While I was waiting for the conflict resolution lecture to start the woman ahead of me in line gave me a big smile and my own happy disposition reasserted itself. The woman turned out to be the lecturer. Given her smile, I felt confident she’d bring the right attitude to the lecture. She didn’t let me down. It reminded me of a study I read on the effects of greetings on shoppers, no not the typical Wal-Mart greeting, but a real greeting, like, “Hi, is it still raining out?” for mall shoppers. The study indicated that shoppers are more likely to report a positive experience from their shopping trip if they are greeted and told goodbye. So although they may have a neutral journey through your store, the emotion they experience coming and going will dictate their impressions.
Of course the customer’s attitude before they enter a store or a website will also influence their experience. Had I been in a cranky mood when I started the first lecture, I doubt I would have lasted 15 minutes. I also wondered about the experience of customers going into the store of my workshop tablemates. I couldn’t help but think that their office dynamics would make for an unpleasant experience.
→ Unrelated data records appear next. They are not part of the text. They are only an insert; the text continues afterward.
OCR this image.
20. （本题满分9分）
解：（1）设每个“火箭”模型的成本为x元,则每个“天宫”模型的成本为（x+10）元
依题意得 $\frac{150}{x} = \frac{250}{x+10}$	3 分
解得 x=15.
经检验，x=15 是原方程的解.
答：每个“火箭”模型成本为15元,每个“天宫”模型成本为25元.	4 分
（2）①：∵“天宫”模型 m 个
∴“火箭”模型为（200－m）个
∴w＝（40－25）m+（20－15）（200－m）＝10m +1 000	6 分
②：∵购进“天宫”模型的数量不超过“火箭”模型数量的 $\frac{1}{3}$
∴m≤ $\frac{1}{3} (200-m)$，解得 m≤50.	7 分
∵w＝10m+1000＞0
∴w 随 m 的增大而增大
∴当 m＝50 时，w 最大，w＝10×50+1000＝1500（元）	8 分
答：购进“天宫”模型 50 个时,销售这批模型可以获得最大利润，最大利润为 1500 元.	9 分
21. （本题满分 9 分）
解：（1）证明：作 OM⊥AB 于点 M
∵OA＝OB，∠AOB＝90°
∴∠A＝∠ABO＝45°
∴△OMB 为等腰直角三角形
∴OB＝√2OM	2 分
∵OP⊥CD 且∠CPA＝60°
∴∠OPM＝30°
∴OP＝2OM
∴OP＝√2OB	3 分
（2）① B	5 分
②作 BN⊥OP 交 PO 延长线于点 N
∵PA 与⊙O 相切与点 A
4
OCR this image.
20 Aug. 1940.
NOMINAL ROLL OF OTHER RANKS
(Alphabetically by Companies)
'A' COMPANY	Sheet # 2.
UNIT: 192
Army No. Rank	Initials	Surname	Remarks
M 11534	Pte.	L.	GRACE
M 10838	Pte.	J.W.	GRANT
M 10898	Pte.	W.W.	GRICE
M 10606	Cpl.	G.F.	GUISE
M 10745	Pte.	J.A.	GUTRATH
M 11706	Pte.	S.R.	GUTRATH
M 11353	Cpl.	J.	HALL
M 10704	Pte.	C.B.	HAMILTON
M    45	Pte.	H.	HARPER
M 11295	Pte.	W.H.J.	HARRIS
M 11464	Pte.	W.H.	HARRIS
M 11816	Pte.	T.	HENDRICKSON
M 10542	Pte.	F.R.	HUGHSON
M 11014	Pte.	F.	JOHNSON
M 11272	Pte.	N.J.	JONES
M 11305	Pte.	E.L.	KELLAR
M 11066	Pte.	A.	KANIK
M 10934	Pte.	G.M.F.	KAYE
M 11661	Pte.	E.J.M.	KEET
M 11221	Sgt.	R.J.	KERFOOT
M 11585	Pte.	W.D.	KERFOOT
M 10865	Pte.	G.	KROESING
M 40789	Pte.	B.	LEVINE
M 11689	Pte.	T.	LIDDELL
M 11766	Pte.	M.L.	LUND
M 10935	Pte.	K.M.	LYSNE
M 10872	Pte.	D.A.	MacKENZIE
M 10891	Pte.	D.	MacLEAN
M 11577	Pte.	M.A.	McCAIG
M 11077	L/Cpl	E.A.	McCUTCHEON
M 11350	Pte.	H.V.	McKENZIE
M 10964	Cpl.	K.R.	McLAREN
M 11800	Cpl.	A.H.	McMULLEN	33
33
So many elements are at play when a brand is being experienced that we constantly have to ask ourselves, what am I’m doing contribute to my brand? Even when we are being vigilant we can get into trouble. On my way home I was standing at airport security waiting to be scanned when one of the security personnel walked up to her colleague and reprimanded him for complaining about something in front of passengers. I wonder what she thought her reprimand in front of me was doing for customer relations? Marketing attitude is something we have to be thinking about all the time. Marketing the wrong attitude can have such a lasting impression, that no matter how good the product, people will be reluctant to engage. The same can be said about marketing the right attitude; it can carry you through even the most unforgiving lapses.
Have you had an unpleasant experience work out because the attitude was right or perhaps the reverse is true? Have you had any great experiences that came as a result of great attitude more than great product?